Our platform leverages KNative to provide serverless capabilities for all deployed applications. KNative allows us to scale applications from zero to many instances automatically based on demand, and scale back down to zero when not in use. This serverless approach is critical for our multi-tenant architecture where hundreds of applications may be deployed simultaneously.

Cost Optimization Through Scale-to-Zero

Traditional Kubernetes deployments keep pods running continuously, consuming resources and incurring costs even when idle. With KNative, applications scale to zero pods when they receive no traffic, consuming zero compute resources. When traffic arrives, KNative automatically creates pods within seconds to handle the request. This enables us to host hundreds of applications at the cost of only the applications currently serving traffic.

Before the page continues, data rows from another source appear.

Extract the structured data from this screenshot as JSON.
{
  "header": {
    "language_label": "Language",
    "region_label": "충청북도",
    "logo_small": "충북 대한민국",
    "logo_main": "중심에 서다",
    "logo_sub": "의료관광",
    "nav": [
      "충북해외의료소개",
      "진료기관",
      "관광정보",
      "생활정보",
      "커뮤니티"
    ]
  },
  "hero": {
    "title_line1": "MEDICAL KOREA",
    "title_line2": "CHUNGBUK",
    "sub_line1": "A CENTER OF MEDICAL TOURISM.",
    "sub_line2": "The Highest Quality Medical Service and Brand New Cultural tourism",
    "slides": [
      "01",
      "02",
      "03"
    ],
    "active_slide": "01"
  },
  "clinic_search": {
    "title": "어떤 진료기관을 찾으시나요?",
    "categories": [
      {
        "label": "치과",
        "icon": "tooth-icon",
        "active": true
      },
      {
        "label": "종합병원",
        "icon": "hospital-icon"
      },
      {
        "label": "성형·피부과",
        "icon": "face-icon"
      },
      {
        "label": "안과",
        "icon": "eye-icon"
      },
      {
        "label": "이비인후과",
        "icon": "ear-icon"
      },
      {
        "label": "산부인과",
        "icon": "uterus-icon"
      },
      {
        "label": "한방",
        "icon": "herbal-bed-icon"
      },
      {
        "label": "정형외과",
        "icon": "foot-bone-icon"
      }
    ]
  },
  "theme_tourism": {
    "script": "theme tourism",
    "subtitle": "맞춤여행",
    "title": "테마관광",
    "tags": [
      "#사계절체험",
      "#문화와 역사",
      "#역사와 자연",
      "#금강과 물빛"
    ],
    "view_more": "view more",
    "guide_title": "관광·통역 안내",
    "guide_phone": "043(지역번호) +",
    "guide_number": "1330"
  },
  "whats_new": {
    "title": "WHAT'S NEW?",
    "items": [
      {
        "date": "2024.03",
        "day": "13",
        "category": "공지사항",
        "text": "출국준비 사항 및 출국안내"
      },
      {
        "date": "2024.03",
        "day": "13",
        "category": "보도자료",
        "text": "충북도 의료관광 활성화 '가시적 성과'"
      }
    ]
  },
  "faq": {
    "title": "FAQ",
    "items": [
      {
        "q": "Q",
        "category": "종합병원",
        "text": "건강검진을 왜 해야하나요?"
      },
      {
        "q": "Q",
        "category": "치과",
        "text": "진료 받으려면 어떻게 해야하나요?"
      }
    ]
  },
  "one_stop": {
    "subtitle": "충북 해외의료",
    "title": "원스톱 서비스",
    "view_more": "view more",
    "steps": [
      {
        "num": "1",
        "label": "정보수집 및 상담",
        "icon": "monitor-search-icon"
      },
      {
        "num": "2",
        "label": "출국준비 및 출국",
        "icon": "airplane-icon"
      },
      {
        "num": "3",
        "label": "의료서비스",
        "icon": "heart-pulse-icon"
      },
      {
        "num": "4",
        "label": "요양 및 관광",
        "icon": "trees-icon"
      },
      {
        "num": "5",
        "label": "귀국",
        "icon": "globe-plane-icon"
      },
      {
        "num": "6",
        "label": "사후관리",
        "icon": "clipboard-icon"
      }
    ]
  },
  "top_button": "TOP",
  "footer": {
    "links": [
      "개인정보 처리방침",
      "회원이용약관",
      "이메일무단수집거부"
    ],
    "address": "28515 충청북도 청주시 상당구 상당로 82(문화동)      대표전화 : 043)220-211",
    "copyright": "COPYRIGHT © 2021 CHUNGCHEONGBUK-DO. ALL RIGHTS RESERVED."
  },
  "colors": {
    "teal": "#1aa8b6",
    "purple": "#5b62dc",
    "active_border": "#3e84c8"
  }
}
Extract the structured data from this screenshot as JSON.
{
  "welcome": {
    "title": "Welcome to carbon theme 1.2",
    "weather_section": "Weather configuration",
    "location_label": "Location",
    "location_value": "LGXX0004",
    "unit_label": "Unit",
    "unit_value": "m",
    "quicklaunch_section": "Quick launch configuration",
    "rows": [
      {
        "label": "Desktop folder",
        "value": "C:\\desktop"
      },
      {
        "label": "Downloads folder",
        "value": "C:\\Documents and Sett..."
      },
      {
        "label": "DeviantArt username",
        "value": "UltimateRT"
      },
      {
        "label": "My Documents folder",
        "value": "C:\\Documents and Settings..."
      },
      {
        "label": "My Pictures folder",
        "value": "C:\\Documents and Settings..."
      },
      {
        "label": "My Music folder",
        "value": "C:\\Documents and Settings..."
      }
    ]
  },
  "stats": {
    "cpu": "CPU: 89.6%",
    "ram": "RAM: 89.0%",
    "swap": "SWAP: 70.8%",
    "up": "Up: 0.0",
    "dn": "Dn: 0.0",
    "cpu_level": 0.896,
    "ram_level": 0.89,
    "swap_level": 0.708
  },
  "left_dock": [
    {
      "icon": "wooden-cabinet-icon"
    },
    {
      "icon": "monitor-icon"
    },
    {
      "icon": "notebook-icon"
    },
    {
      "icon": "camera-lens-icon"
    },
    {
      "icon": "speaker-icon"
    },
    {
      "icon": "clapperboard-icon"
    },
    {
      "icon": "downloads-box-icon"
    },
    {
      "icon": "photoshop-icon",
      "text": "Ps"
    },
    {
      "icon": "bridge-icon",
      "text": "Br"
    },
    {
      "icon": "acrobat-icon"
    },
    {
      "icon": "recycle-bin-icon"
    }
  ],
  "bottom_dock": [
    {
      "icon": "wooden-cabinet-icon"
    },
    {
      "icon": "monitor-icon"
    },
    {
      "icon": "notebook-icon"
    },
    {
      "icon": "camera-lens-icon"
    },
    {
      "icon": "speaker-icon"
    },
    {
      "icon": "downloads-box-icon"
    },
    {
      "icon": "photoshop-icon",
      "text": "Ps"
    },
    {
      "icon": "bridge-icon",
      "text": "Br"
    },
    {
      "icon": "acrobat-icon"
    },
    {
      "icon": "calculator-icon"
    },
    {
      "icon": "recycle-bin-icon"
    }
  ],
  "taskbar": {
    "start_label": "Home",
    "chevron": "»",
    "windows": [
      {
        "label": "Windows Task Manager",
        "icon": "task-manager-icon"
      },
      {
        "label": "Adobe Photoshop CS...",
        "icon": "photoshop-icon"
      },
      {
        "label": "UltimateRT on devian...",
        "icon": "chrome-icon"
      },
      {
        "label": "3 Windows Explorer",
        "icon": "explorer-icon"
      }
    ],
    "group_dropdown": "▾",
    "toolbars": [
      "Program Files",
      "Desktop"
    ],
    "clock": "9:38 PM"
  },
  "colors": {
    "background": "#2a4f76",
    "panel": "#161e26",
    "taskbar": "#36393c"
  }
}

KNative and Kourier Implementation

We use KNative Serving for automatic scaling and Kourier as our lightweight ingress gateway. Kourier is specifically designed for KNative and provides efficient routing, load balancing, and SSL/TLS termination without the overhead of a full ingress controller. This combination delivers:

  • Automatic scaling: Pods scale from 0 to configured limits based on request volume
  • Fast cold starts: Applications become available within seconds when scaled up from zero
  • Request-based lifecycle: Applications only consume resources when actively serving traffic
  • Multi-tenant isolation: Each organization's applications scale independently

This architecture is particularly valuable for web3 spaces and AI applications that may experience intermittent traffic patterns. It allows us to efficiently support multiple customers without provisioning dedicated infrastructure for each application.

External Services Integration

Applications running in our Kubernetes cluster access AWS services through well-defined patterns. S3 is accessed via connection credentials stored in AWS Secrets Manager, with service account IAM roles providing appropriate permissions. RDS databases are connected using connection strings from Secrets Manager, ensuring each organization has isolated access to their designated database resources.

This externalized approach provides several benefits: simplified cluster management, reduced Kubernetes complexity, independent storage scaling, and robust backup and disaster recovery capabilities managed by AWS.

For detailed information on how applications access databases, see the Database Access guide.

Security and Operations

Security is implemented through multiple complementary layers. RBAC configuration ensures proper access management through service accounts, each with limited scope. We integrate closely with AWS IAM to maintain consistent access controls across our entire infrastructure.

Network policies start from a default deny-all stance, with explicit allow rules for necessary communication paths. Secret management uses AWS Secrets Manager for secure storage and automated rotation, accessed through service accounts configured with appropriate IAM roles.

Application Deployment

Application deployment follows our GitOps workflow. Changes committed to the numinia-k8s repository are automatically detected by Flux CD and applied to the cluster. This ensures consistency, traceability, and rapid deployment without manual intervention.

For practical deployment guides, see:

Serverless Benefits for Multi-Tenant Platform

The combination of KNative's scale-to-zero capabilities with our multi-tenant architecture creates a highly cost-effective platform. Organizations can deploy multiple applications (Hyperfy2 spaces, ElizaOS agents, or custom services) without worrying about infrastructure costs when those applications are idle. This model enables true pay-per-use pricing where organizations only pay for the resources consumed during active traffic periods, making it economically viable to support hundreds of applications across dozens of organizations on shared cluster infrastructure.